Com o intuito de recuperar esses jovens e, ao mesmo tempo, integrá-los na família e na comunidade, o magistrado idealizou o projeto “Escrevendo Nossa História”, que funciona atualmente em dois núcleos: em Belém e em Jacundá, município a 400 quilômetros da capital paraense. Por meio da parceria com o Ministério Público do Trabalho (MPT) e da iniciativa privada, os jovens passaram a contar com um espaço destinado a cursos profissionalizantes para inserção no mercado de trabalho nas empresas parceiras, além de aula de música e esportes.

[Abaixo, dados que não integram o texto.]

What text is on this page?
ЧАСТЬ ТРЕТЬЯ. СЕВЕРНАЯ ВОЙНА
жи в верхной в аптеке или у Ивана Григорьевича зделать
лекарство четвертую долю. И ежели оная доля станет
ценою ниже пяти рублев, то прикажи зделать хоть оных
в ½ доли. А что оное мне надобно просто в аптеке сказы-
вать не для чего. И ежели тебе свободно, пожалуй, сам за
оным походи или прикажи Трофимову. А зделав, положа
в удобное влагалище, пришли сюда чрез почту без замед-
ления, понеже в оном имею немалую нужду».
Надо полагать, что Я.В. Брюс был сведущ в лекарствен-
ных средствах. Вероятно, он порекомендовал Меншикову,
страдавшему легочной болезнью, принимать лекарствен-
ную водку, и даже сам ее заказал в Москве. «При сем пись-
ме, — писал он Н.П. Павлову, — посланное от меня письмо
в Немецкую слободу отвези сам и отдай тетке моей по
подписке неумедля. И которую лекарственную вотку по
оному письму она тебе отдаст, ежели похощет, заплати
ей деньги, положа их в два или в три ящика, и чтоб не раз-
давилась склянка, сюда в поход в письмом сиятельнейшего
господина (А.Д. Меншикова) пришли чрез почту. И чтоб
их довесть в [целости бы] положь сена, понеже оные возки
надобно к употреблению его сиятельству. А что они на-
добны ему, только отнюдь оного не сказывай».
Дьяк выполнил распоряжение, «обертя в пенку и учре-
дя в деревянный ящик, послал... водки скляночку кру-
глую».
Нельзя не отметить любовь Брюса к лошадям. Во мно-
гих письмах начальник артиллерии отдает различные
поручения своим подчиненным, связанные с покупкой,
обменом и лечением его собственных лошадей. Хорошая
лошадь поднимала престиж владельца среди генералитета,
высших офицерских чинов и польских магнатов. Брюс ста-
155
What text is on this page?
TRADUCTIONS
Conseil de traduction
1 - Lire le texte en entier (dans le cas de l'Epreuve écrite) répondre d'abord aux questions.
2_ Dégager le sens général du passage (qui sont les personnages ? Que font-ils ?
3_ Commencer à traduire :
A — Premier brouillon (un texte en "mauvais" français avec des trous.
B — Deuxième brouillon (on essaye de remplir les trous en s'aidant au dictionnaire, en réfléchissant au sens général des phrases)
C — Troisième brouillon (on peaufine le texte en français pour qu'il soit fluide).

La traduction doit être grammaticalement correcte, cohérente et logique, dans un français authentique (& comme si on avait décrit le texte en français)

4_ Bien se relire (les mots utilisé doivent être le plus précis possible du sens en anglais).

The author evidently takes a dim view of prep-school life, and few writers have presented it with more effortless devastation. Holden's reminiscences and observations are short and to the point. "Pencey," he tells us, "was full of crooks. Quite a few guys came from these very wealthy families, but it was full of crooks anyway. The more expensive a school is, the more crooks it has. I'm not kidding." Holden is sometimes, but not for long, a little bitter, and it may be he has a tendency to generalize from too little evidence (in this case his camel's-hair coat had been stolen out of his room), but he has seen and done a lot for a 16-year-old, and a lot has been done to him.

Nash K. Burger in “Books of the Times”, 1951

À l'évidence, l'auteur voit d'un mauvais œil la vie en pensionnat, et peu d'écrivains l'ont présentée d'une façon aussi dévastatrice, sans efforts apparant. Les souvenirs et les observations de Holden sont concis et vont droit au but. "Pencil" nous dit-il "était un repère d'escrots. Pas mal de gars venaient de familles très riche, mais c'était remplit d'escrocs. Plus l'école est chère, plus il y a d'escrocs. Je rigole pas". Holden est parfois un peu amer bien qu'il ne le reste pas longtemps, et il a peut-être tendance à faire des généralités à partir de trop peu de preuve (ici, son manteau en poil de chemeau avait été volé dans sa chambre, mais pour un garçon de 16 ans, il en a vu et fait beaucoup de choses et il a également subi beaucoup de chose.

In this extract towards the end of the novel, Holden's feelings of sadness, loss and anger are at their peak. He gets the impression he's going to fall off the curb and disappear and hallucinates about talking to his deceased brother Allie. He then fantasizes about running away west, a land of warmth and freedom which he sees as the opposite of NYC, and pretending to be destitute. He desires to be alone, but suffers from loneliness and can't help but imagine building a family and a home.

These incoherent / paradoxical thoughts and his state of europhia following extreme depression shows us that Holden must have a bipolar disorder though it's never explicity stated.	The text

No ano de 2017, o projeto atendeu 600 pessoas e, neste ano de 2018, já atendeu mais 500, que fazem vários cursos, entre eles: corte e costura, informática, gastronomia e musicalização (em parceria com o Instituto de Música Carlos Gomes), e ainda praticam esportes e têm atendimento multidisciplinar. Participam tanto os socioeducandos que cumprem medidas em meio aberto, quanto aqueles que estão em meio fechado – nesse caso, sob monitoramento dos agentes socioeducativos. Em caso de descumprimento de regras do projeto, os jovens são levados a uma audiência para avaliar o desligamento.
Música
Um festival de artes desenvolvido na Unidade de Internação de Santa Maria (UISM/DF) foi premiado pelo Unicef este ano. Chamado de Ressocialização, Autonomia e Protagonismo (RAP), o projeto oferece aos internos atividades relacionadas à arte e que são realizadas ao longo do ano.
Pedro*, 17 anos, nunca teve contato com a arte até ser sentenciado a cumprir medida socioeducativa na UISM. Há um ano, é presença certa nas oficinas de violão, oferecidas pela administração. “Por meio das minhas músicas, eu consigo expressar o que vivo, o que passo. Minha maior inspiração é a vontade de recomeçar longe daqui”, conta ele, criado em Samambaia, no Distrito Federal.
O Festival é resultado de uma parceria entre a Secretaria de Políticas para Crianças, Adolescentes e Juventude do DF (Secria), a Secretaria de Estado de Educação (SEE-DF), o Núcleo de Ensino da UISM, o Projeto RAP, a Coordenação Regional de Ensino de Santa Maria, o Instituto de Estudos Socioeconômicos (Inesc) e a Associação Respeito e Atitude (Area). O projeto foi selecionado pelo Prêmio Itaú-Unicef no Distrito Federal. A indicação já rendeu R$ 20 mil aos cofres da instituição, verba a ser aplicada em atividades pedagógicas.
*Os nomes foram alterados para preservar a identidade dos jovens.